Image by: PublicDomanPictures
By Dexter Lunde
When we are placed in management type situations, our actions are instantly under scrutinization. We have to be an effective boss and be friendly enough for our team to turn to us if they have a concern. If you’ve never been in a management position, it can be hard to strike an equal balance.
#1) Seeing the Big Picture
In Steve Ballmer’s last interview as Microsoft’s CEO, he talked about a lot of things. He touched on a lot of advice for new management. One of which was the concept of looking at the big picture.
”If the CEO doesn’t see the playing field, nobody else can. The team may need to see it too, but the CEO really needs to be able to see the entire competitive space.”
He says that seeing the big picture is important for the CEO because it helps bring perspective into the decisions that you make for your business. How will this decision effect our company in the long run? Will it benefit our short-term goals as well? Will it be more difficult now but benefit our long-term goals?
This is also important for managing the ideas of your new team. You have to keep the big picture in perspective when you approve or veto their decisions. You also have to consider your intentions for individual team members in the long run. Do you think this team member will benefit your company and vice versa? Does he appear to want to stay with your company through thick and thin?
#2) Too Many Meetings
Jason Fried (the co-founder of 37 Signals) says that new CEO’s have a tendency of scheduling too many meetings. If you work with “creatives” (creative people that need to be innovative, inventive, and create new ideas), they need unstructured time to be able to get their minds in gear and get inspired.
”[Meetings] chop your day into small bits, so you have only 20 minutes of free time here or 45 minutes there.”
So the solution is to schedule less meetings or start the day off with a morning meeting so that you don’t break up the concentration of your team.
#3) Meandering Management
”During the day, I make five or six trips to the kitchen at the other end of our office. On my way, I try to talk to people one on one, solicit their questions, and reiterate our strategy as it pertains to them.”

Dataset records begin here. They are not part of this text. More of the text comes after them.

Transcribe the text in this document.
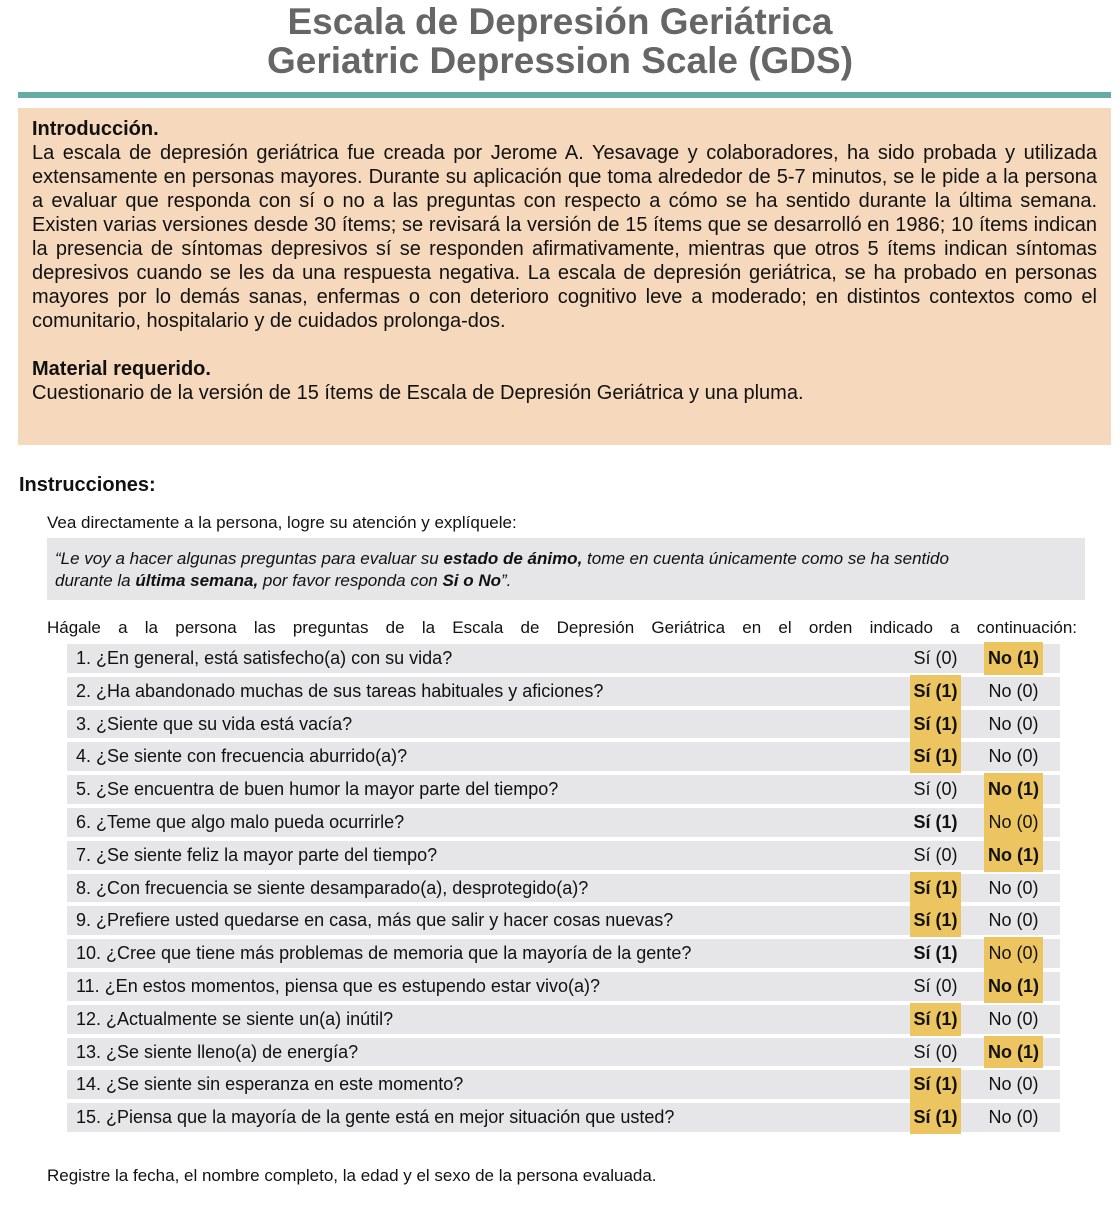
Escala de Depresión Geriátrica
Geriatric Depression Scale (GDS)
Introducción.
La escala de depresión geriátrica fue creada por Jerome A. Yesavage y colaboradores, ha sido probada y utilizada extensamente en personas mayores. Durante su aplicación que toma alrededor de 5-7 minutos, se le pide a la persona a evaluar que responda con sí o no a las preguntas con respecto a cómo se ha sentido durante la última semana. Existen varias versiones desde 30 ítems; se revisará la versión de 15 ítems que se desarrolló en 1986; 10 ítems indican la presencia de síntomas depresivos sí se responden afirmativamente, mientras que otros 5 ítems indican síntomas depresivos cuando se les da una respuesta negativa. La escala de depresión geriátrica, se ha probado en personas mayores por lo demás sanas, enfermas o con deterioro cognitivo leve a moderado; en distintos contextos como el comunitario, hospitalario y de cuidados prolonga-dos.
Material requerido.
Cuestionario de la versión de 15 ítems de Escala de Depresión Geriátrica y una pluma.
Instrucciones:
Vea directamente a la persona, logre su atención y explíquele:
“Le voy a hacer algunas preguntas para evaluar su estado de ánimo, tome en cuenta únicamente como se ha sentido
durante la última semana, por favor responda con Si o No”.
Hágale a la persona las preguntas de la Escala de Depresión Geriátrica en el orden indicado a continuación:
1. ¿En general, está satisfecho(a) con su vida?	Sí (0) No (1)
2. ¿Ha abandonado muchas de sus tareas habituales y aficiones?	Sí (1) No (0)
3. ¿Siente que su vida está vacía?	Sí (1) No (0)
4. ¿Se siente con frecuencia aburrido(a)?	Sí (1) No (0)
5. ¿Se encuentra de buen humor la mayor parte del tiempo?	Sí (0) No (1)
6. ¿Teme que algo malo pueda ocurrirle?	Sí (1) No (0)
7. ¿Se siente feliz la mayor parte del tiempo?	Sí (0) No (1)
8. ¿Con frecuencia se siente desamparado(a), desprotegido(a)?	Sí (1) No (0)
9. ¿Prefiere usted quedarse en casa, más que salir y hacer cosas nuevas?	Sí (1) No (0)
10. ¿Cree que tiene más problemas de memoria que la mayoría de la gente?	Sí (1) No (0)
11. ¿En estos momentos, piensa que es estupendo estar vivo(a)?	Sí (0) No (1)
12. ¿Actualmente se siente un(a) inútil?	Sí (1) No (0)
13. ¿Se siente lleno(a) de energía?	Sí (0) No (1)
14. ¿Se siente sin esperanza en este momento?	Sí (1) No (0)
15. ¿Piensa que la mayoría de la gente está en mejor situación que usted?	Sí (1) No (0)
Registre la fecha, el nombre completo, la edad y el sexo de la persona evaluada.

This quote was from Marc Lore (the founder of Diapers.com). He makes the most of his team’s time by chatting with them individually without having to schedule individual meetings. He addresses their needs and worries (the sign of good management) and gets up-to-date information from them so that he’s rarely surprised.
#4) The Other “Open Door Policy”
Micromanaging your team is a sign that you don’t trust how they handle situations and tasks. In the beginning, you need to make sure that you’re managing your time well in order to show your team what you expect of them.

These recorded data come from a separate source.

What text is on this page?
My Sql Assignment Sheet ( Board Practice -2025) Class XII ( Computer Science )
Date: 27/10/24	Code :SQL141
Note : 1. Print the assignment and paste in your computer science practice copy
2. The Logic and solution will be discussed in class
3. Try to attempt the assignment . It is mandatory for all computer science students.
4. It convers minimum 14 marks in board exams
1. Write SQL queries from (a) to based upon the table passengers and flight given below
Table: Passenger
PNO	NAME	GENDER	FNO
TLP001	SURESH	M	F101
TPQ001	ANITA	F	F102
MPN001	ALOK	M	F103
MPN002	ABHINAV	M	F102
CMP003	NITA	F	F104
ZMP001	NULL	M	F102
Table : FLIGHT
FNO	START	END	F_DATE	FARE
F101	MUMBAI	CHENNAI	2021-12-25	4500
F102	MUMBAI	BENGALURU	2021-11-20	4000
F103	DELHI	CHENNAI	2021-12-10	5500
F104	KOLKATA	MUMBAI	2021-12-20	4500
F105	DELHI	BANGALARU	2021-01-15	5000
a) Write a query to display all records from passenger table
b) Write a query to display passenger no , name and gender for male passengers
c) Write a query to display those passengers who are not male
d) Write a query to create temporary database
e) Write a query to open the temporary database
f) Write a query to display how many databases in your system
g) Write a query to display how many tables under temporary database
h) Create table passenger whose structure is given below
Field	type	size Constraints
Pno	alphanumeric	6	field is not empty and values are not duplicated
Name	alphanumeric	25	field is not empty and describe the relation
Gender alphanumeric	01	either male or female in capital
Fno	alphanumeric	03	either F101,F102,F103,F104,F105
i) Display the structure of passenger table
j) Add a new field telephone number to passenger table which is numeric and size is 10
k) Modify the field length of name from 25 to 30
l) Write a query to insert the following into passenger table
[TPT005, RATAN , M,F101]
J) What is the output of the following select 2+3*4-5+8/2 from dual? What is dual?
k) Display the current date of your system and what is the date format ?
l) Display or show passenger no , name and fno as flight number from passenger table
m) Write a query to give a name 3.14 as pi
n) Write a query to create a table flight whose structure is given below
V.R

Don’t close your door. An open door policy generally means that your team can meander into your office if they have any questions or concerns (this is a good management tool). However, this is a different open door policy. If you leave your door open (literally and figuratively), your team can see what you do every day. Be a good example for them.
Matt Mullenweg (the founder of WordPress) says that he keeps himself on task by using Rescue Time, which is a program that runs in the background of your computer. It tracks what you do every day so that you can see how much of your time is spent doing distracting activities versus productive activities, then it e-mails you a report of your activities during the week.
While some people are uncomfortable with this amount of monitoring, it is quite the useful tool and will keep you on track.
#5) “Use” Your Team
You hired a team for a specific reason: so that you can delegate tasks to people who specialize in certain areas. There is no reason why you should be doing tasks that you can delegate to them. You picked your team, which means you should be able to trust them. Don’t micromanage unless they give you reason to and those cases should be rare if at all.
Bob Parsons (the founder of GoDaddy) says that he can make time for any task in his schedule because he can effectively delegate tasks to his team.
“That gives me tremendous bandwidth. And when I want to get away…everybody who works with and for me knows how to handle things, so it doesn’t matter if I’m here or not. It shows trust.”
#6) Find a Mentor
When you begin to have management problems (a team member is acting irresponsibly or under-performing, etc.) you have to be able to target the problem and deal with it as soon as you can. In these types of situations, it’s great to have a mentor. Make sure that it is someone who you can trust.
Look within your circle of friends and your business network. In my opinion, the latter is best because I don’t like to mix my personal and professional life. Just make sure that you’re not sharing personal information (like specific names) or company secrets.